Notes 8 and 10 to "Chapter 71, HTSUS, state, in pertinent part, that the expression "imitation jewelry" includes any small object of personal adornment (gem-set or not) such as rings, bracelets, necklaces, brooches, earrings, watch chains, fobs, pendants, etc., not incorporating pearls, precious metal or precious or semiprecious stones.

Note 2(n) to Chapter 39, HTSUS, states that '[t]his chapter does not cover: . . . [i]mitation jewelry of heading 7117."

On September 21, 1994, Customs published a notice in the Customs Bulletin, Volume 28, Number 38, modifying and revoking certain HRL's and New York Ruling Letters (NYRL's) relating to the tariff classification of a water gun attached to a textile cord and toy bubble necklaces comprised of plastic bottles filled with bubble solution and accompanied by a wand attached to a textile cord. Specifically, ruling letters were issued holding that these products are classifiable under subheading 9503.90.60, HTSUS, as toys, rather than under subheading 7117.90.50, HTSUS, as imitation jewelry.
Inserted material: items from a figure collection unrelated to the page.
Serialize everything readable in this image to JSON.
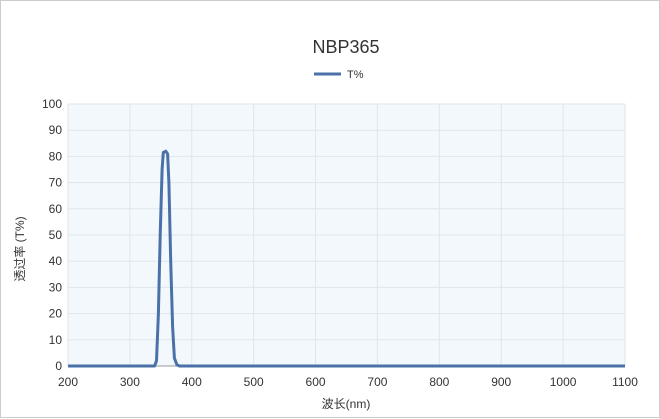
{
  "chart_data": {
    "type": "line",
    "title": "NBP365",
    "xlabel": "波长(nm)",
    "ylabel": "透过率 (T%)",
    "xlim": [
      200,
      1100
    ],
    "ylim": [
      0,
      100
    ],
    "xticks": [
      200,
      300,
      400,
      500,
      600,
      700,
      800,
      900,
      1000,
      1100
    ],
    "yticks": [
      0,
      10,
      20,
      30,
      40,
      50,
      60,
      70,
      80,
      90,
      100
    ],
    "grid": true,
    "legend": "top-center",
    "series": [
      {
        "name": "T%",
        "color": "#4a72a8",
        "x": [
          200,
          340,
          343,
          346,
          349,
          352,
          354,
          358,
          361,
          363,
          366,
          369,
          372,
          376,
          380,
          1100
        ],
        "y": [
          0,
          0,
          2,
          20,
          50,
          75,
          81.5,
          82,
          81,
          70,
          40,
          15,
          3,
          0.5,
          0,
          0
        ]
      }
    ]
  },
  "colors": {
    "plot_bg": "#f3f8fc",
    "grid": "#dde6ee",
    "line": "#4a72a8"
  }
}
We agree with counsel's assertion that Customs has concluded that the bubble necklaces are not within the ambit of items commonly understood or considered to be jewelry, even though they were designed to be worn around the neck. We also agree with his statement that the neck cord does not transmute the plastic case into an article of jewelry anymore than the textile carrying cord or wearing straps of a camera, bubble necklace or pair of binoculars makes such items jewelry.

However, the lip balm necklace can be distinguished from the water gun attached to a textile cord and the bubble necklaces. The water gun and the plastic bottles and bubble solutions are clearly toys, i.e., principally used for amusement. However, the rigid plastic container attached to the textile cord (lip balm necklace) is not a toy for tariff purposes for reasons previously stated.
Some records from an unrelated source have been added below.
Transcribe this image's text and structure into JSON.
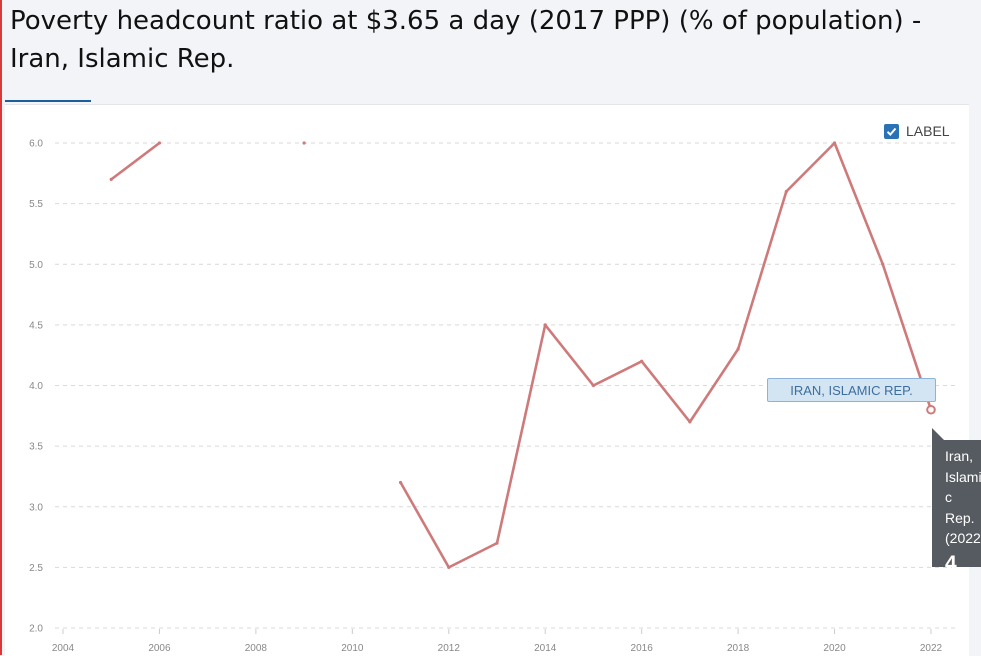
{
  "header": {
    "title": "Poverty headcount ratio at $3.65 a day (2017 PPP) (% of population) - Iran, Islamic Rep."
  },
  "label_toggle": {
    "checked": true,
    "label": "LABEL"
  },
  "series_tag": {
    "label": "IRAN, ISLAMIC REP."
  },
  "tooltip": {
    "country": "Iran, Islamic Rep.",
    "year_text": "(2022",
    "value": "4"
  },
  "colors": {
    "line": "#cf7a7a",
    "grid": "#d9d9d9",
    "accent": "#2a72b5"
  },
  "chart_data": {
    "type": "line",
    "title": "Poverty headcount ratio at $3.65 a day (2017 PPP) (% of population) - Iran, Islamic Rep.",
    "xlabel": "",
    "ylabel": "",
    "xlim": [
      2004,
      2022
    ],
    "ylim": [
      2.0,
      6.0
    ],
    "x_ticks": [
      2004,
      2006,
      2008,
      2010,
      2012,
      2014,
      2016,
      2018,
      2020,
      2022
    ],
    "y_ticks": [
      "2.0",
      "2.5",
      "3.0",
      "3.5",
      "4.0",
      "4.5",
      "5.0",
      "5.5",
      "6.0"
    ],
    "grid": true,
    "legend": "none",
    "series": [
      {
        "name": "Iran, Islamic Rep.",
        "points": [
          {
            "x": 2005,
            "y": 5.7
          },
          {
            "x": 2006,
            "y": 6.0
          },
          {
            "x": 2007,
            "y": null
          },
          {
            "x": 2008,
            "y": null
          },
          {
            "x": 2009,
            "y": 6.0
          },
          {
            "x": 2010,
            "y": null
          },
          {
            "x": 2011,
            "y": 3.2
          },
          {
            "x": 2012,
            "y": 2.5
          },
          {
            "x": 2013,
            "y": 2.7
          },
          {
            "x": 2014,
            "y": 4.5
          },
          {
            "x": 2015,
            "y": 4.0
          },
          {
            "x": 2016,
            "y": 4.2
          },
          {
            "x": 2017,
            "y": 3.7
          },
          {
            "x": 2018,
            "y": 4.3
          },
          {
            "x": 2019,
            "y": 5.6
          },
          {
            "x": 2020,
            "y": 6.0
          },
          {
            "x": 2021,
            "y": 5.0
          },
          {
            "x": 2022,
            "y": 3.8
          }
        ],
        "highlight_x": 2022
      }
    ]
  }
}
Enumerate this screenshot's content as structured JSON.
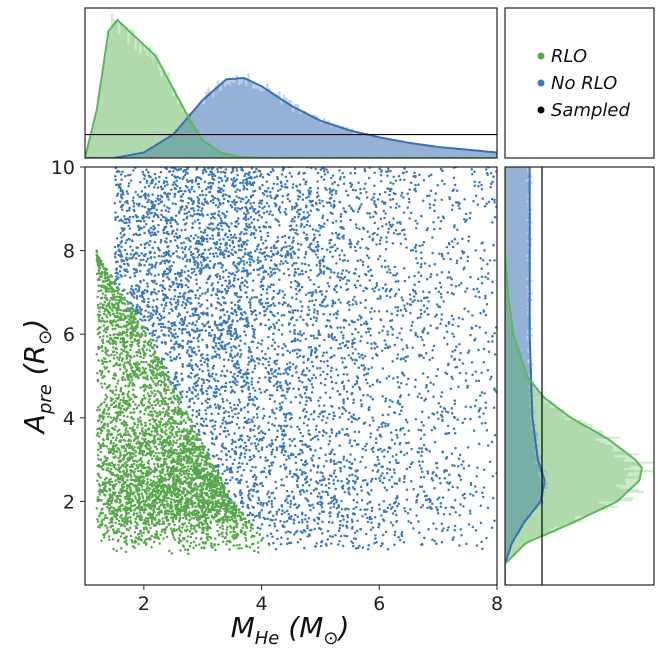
{
  "chart_data": {
    "type": "scatter",
    "title": "",
    "xlabel": "M",
    "xlabel_sub": "He",
    "xlabel_unit": "(M",
    "xlabel_unit_close": ")",
    "ylabel": "A",
    "ylabel_sub": "pre",
    "ylabel_unit": "(R",
    "ylabel_unit_close": ")",
    "sun_symbol": "⊙",
    "xlim": [
      1.0,
      8.0
    ],
    "ylim": [
      0.0,
      10.0
    ],
    "x_ticks": [
      2,
      4,
      6,
      8
    ],
    "y_ticks": [
      2,
      4,
      6,
      8,
      10
    ],
    "x_tick_labels": [
      "2",
      "4",
      "6",
      "8"
    ],
    "y_tick_labels": [
      "2",
      "4",
      "6",
      "8",
      "10"
    ],
    "grid": false,
    "legend_position": "top-right panel",
    "sampled_value": 8.75,
    "series": [
      {
        "name": "RLO",
        "color": "#56a84a",
        "kde_color": "#5cb85c",
        "region_description_boundary": [
          [
            1.2,
            7.9
          ],
          [
            1.5,
            7.3
          ],
          [
            2.0,
            6.2
          ],
          [
            2.5,
            4.8
          ],
          [
            3.0,
            3.4
          ],
          [
            3.5,
            2.0
          ],
          [
            4.0,
            1.2
          ],
          [
            4.4,
            0.6
          ]
        ],
        "x_kde": [
          [
            1.0,
            0.0
          ],
          [
            1.2,
            0.35
          ],
          [
            1.4,
            0.92
          ],
          [
            1.55,
            1.0
          ],
          [
            1.8,
            0.9
          ],
          [
            2.0,
            0.82
          ],
          [
            2.2,
            0.74
          ],
          [
            2.5,
            0.5
          ],
          [
            2.8,
            0.26
          ],
          [
            3.0,
            0.13
          ],
          [
            3.3,
            0.04
          ],
          [
            3.6,
            0.01
          ],
          [
            4.0,
            0.0
          ]
        ],
        "y_kde": [
          [
            0.5,
            0.0
          ],
          [
            1.0,
            0.15
          ],
          [
            1.5,
            0.5
          ],
          [
            2.0,
            0.82
          ],
          [
            2.5,
            0.98
          ],
          [
            2.8,
            1.0
          ],
          [
            3.0,
            0.95
          ],
          [
            3.5,
            0.75
          ],
          [
            4.0,
            0.48
          ],
          [
            4.5,
            0.28
          ],
          [
            5.0,
            0.16
          ],
          [
            6.0,
            0.06
          ],
          [
            7.0,
            0.02
          ],
          [
            8.0,
            0.0
          ]
        ]
      },
      {
        "name": "No RLO",
        "color": "#3d78b8",
        "kde_color": "#3a6fb0",
        "x_kde": [
          [
            1.5,
            0.0
          ],
          [
            2.0,
            0.04
          ],
          [
            2.5,
            0.17
          ],
          [
            3.0,
            0.42
          ],
          [
            3.4,
            0.57
          ],
          [
            3.7,
            0.58
          ],
          [
            4.0,
            0.52
          ],
          [
            4.5,
            0.38
          ],
          [
            5.0,
            0.27
          ],
          [
            5.5,
            0.2
          ],
          [
            6.0,
            0.15
          ],
          [
            6.5,
            0.11
          ],
          [
            7.0,
            0.08
          ],
          [
            7.5,
            0.06
          ],
          [
            8.0,
            0.04
          ]
        ],
        "y_kde": [
          [
            0.5,
            0.0
          ],
          [
            1.0,
            0.05
          ],
          [
            1.5,
            0.14
          ],
          [
            2.0,
            0.26
          ],
          [
            2.5,
            0.29
          ],
          [
            3.0,
            0.24
          ],
          [
            4.0,
            0.2
          ],
          [
            5.0,
            0.19
          ],
          [
            6.0,
            0.18
          ],
          [
            7.0,
            0.18
          ],
          [
            8.0,
            0.18
          ],
          [
            9.0,
            0.18
          ],
          [
            10.0,
            0.18
          ]
        ]
      },
      {
        "name": "Sampled",
        "color": "#000000"
      }
    ]
  }
}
Further, we note that neither the water gun nor the plastic bottles with bubble solution are worn for adornment, whereas the lip balm necklace decorated with pink heart shapes and a coordinating colored textile cord with a matching clasp is worn around the neck as adornment. It is also invoiced and advertised as a necklace. In HRL 956001 dated June 20, 1994, Customs ruled that a "Pendant Perfume" which is a small, transparent, heart- shaped, metal-capped plastic bottle [filled with "perfume"], suspended on a steel chain is classifiable under heading 7117.90.50, HTSUS, as imitation jewelry.

In view of the foregoing, it is our opinion that the lip balm necklace meets the definition of "imitation jewelry" set out in Notes 8 and 10 to Chapter 71, HTSUS, supra.


The lip balm necklace is dutiable at the rate of 11% ad valorem under subheading 7117.90.50, HTSUS.

The protest should be Denied. In accordance with Section 3A(11)(b) of Customs Directive 099 3550-065, dated August 4, 1993, Subject: Revised Protest Directive, this decision together with the Customs Form 19, should be mailed by your office to the protestant, through counsel, no later than 60 days from the date of this letter. Any reliquidation of the entry in accordance with the decision must be accomplished prior to mailing of the decision. Sixty days from the date of the decision the Office of Regulations and Rulings will take steps to make the decision available to Customs personnel via the Customs Rulings Module in ACS and the public via the Diskette Subscription Service, Freedom of Information Act and other public access channels.